Resta claro que, à luz da interpretação corrente entre os juristas que dedicam estudo ao tema, a frustração do fim do contrato não se confundiria, a princípio, com outros institutos disponíveis no direito brasileiro, como a condição, erro quanto ao motivo, desequilíbrio contratual superveniente e impossibilidade superveniente do objeto.
No entanto, como demonstrado, embora a teoria busque traçar seus limites de aplicação, ainda existe fundado receio quanto à sua adoção por nosso ordenamento, tanto pelo
fato de ser difícil delimitar o que seria o fim compartilhado entre as partes no bojo da relação contratual, quanto por não existir dispositivo normativo positivado que regule a matéria.
Quanto à primeira questão, expôs-se que é necessária especial atenção ao valorar a manifestação de vontade de cada um dos contratantes, eis que, mesmo que reconheçam o interesse da contraparte e, ainda, modulem cláusulas contratuais para se adequar ao caso concreto, não se pode admitir que tenham assumido a finalidade da outra parte como sua sem prévia análise aprofundada das circunstâncias.
Em relação à segunda problemática, ressaltou-se que a inexistência de diploma legal que discipline expressamente a frustração do fim do contrato leva à aplicação equivocada do instituto, resultando, muitas vezes, na confusão com diferentes conceitos do direito civil, em decisões judiciais inconsistentes, que atribuem efeitos equivocados à teoria da frustração do escopo contratual e, em última análise, criam cenário de grande insegurança e instabilidade jurídica.
Propôs-se, portanto, a revaloração do instituto da impossibilidade superveniente do objeto, a fim de englobar todas as hipóteses que, hoje, a doutrina especializada busca solucionar por meio da frustração do fim do contrato. Isto se daria a partir da reinterpretação, à luz do princípio da boa fé objetiva, do conceito de objeto, que, no direito civil-constitucional contemporâneo, deixa de ser a mera entrega da prestação para assumir a função de atender mutuamente a todas as legítimas expectativas e interesses criados pelos contratantes no decorrer da relação contratual.

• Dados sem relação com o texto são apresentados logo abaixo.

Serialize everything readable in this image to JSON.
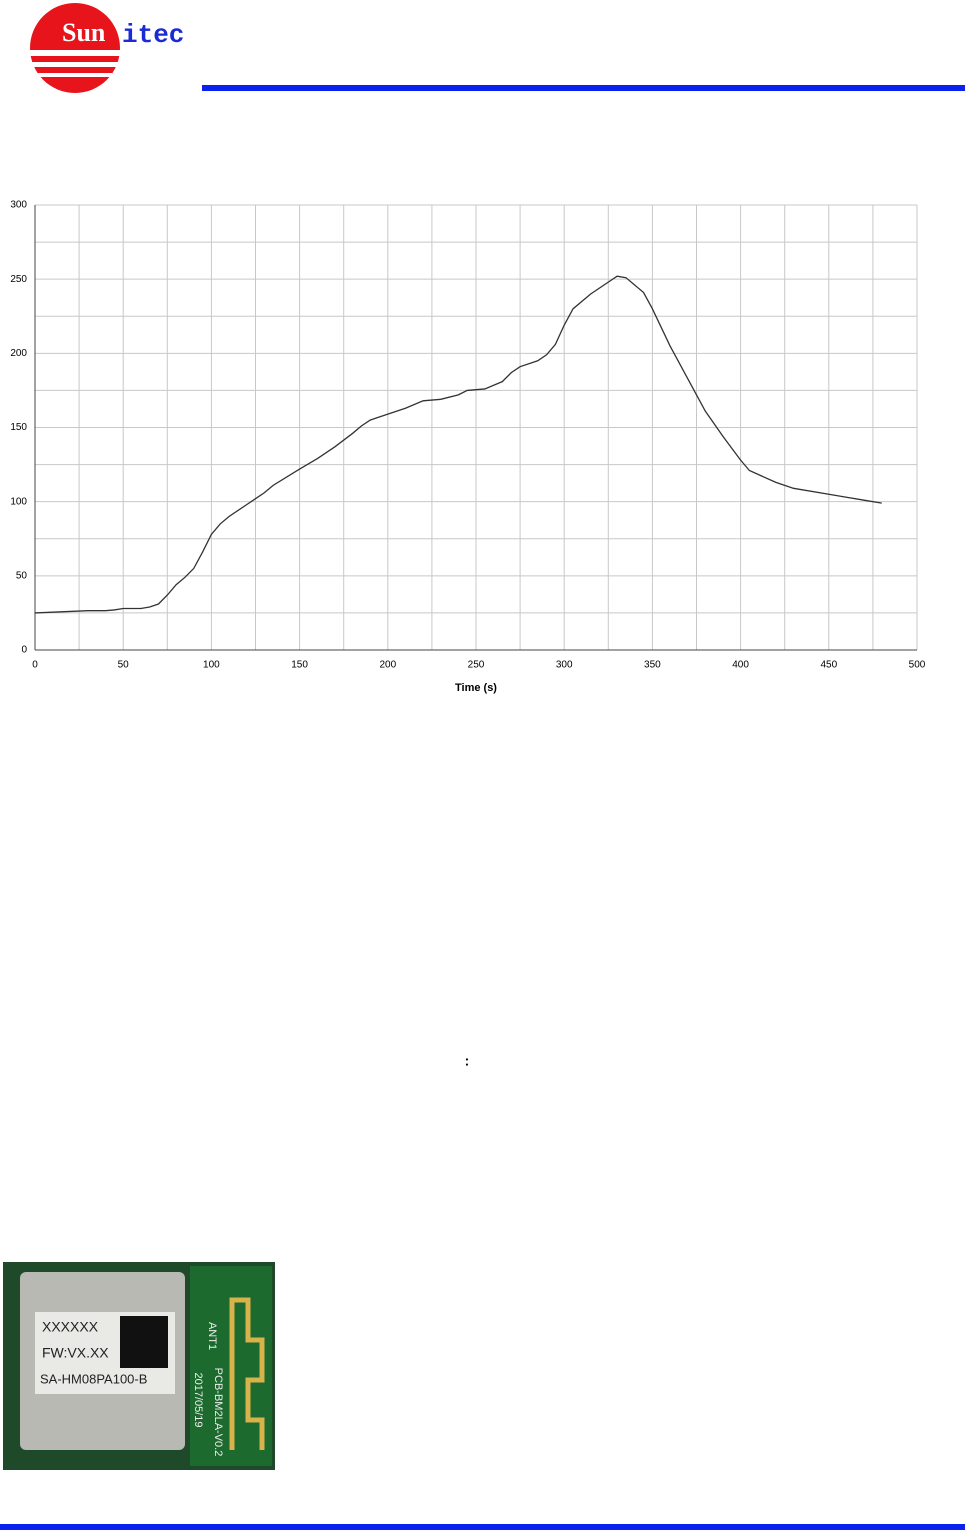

Embora não solucione o problema que recai sobre a zona de incerteza entre os motivos internos das partes e os interesses legítimos que integram o objeto do contrato, a reinterpretação da noção de objeto e a aplicação do instituto da impossibilidade superveniente trazem mais segurança jurídica ao ordenamento, eis que recorrem a dispositivos legais positivados, resultando em decisões judiciais mais previsíveis
Sendo assim, conclui-se que, por meio deste esforço interpretativo, a teoria da frustração do fim perderia sua função, uma vez que o instituto da impossibilidade superveniente do objeto, cujos contornos são bem delimitados por lei, seria capaz de solucionar as situações nas quais os legítimos interesses das partes, informados pela boa fé objetiva, tornam-se inalcançáveis. Deste modo, deixaria de existir a necessidade de importação de um instituto estrangeiro sem previsão legal no ordenamento brasileiro, o que traria, sem dúvidas, maior previsibilidade na atuação dos Tribunais.